La Belgique révise le seuil financier pour les non‑Européens dans cette catégorie de visa

05. März 2026 um 13:15

À partir de l’année universitaire 2026‑2027, les étudiants non européens souhaitant étudier en Belgique devront désormais justifier d’un montant minimum plus élevé pour obtenir leur visa étudiant. La ministre de l’Asile et de la Migration, Anneleen Van Bossuyt, a annoncé cette mesure visant à garantir que les étudiants puissent subvenir à leurs besoins sans recourir à l’aide sociale. 

Jusqu’ici, les étudiants étrangers devaient prouver qu’ils disposaient d’environ 835 € par mois, soit 10 020 € pour une année complète. Ce montant a été révisé à 1 050 € par mois, ce qui, après indexation, représente 1 062 € par mois pour l’année 2026/2027. Sur 12 mois, cela équivaut à 12 744 €, soit près de 3 000 € de plus que l’année précédente. Ce montant est net et doit couvrir les dépenses courantes telles que le logement, la nourriture, la santé, les transports et autres frais essentiels liés à la vie étudiante en Belgique. Cette hausse vise à limiter les demandes abusives de visa et à s’assurer que les étudiants ne se tournent pas vers l’aide sociale après leur arrivée. Les universités belges soutiennent cette initiative.

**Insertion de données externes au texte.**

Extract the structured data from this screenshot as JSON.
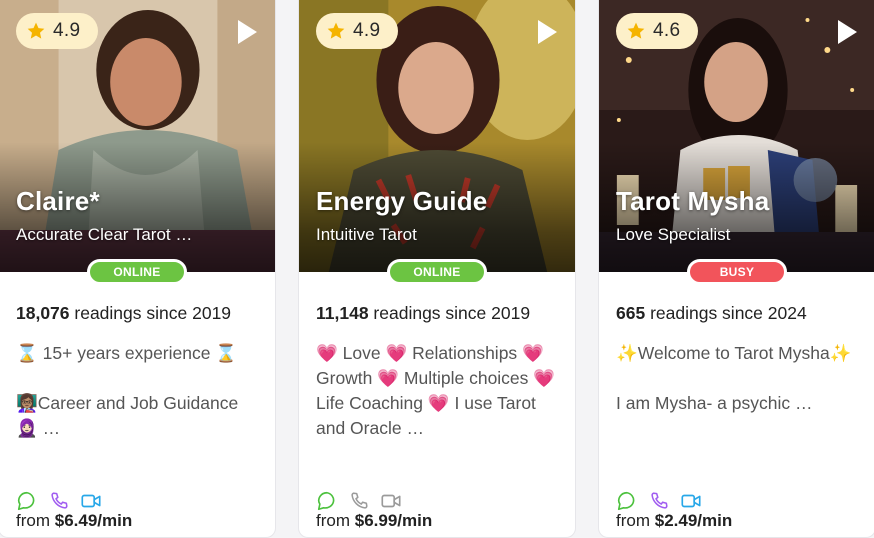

En effet, l’Office des étrangers belge a rejeté plus de 2 600 demandes de visa étudiant l’année dernière, dont plus de 500 provenaient d’étudiants marocains. Cette augmentation du seuil financier devrait réduire le nombre de demandes et sécuriser l’accès aux études pour ceux disposant des ressources nécessaires.

Le gouvernement belge avance plusieurs motifs pour justifier ces changements

  1. Garantir que les étudiants étrangers puissent vivre décemment en Belgique.

  2. Prévenir les détournements du visa étudiant comme voie d’immigration facile.

  3. Maintenir un équilibre entre attractivité académique et régulation des flux d’étudiants internationaux.

Les moyens de prouver sa capacité financière

Selon les conditions habituelles publiées par les services belges de l’immigration (Visa D-long séjour pour études), il existe plusieurs façons de démontrer que l’on dispose des ressources nécessaires, par exemple une bourse officielle couvrant l’intégralité ou une partie des besoins ou bien une preuve de fonds déposés sur un compte bloqué destiné à couvrir les dépenses de l’étudiant pendant toute l’année ou une attestation d’un garant solvable qui s’engage à financer l’étudiant…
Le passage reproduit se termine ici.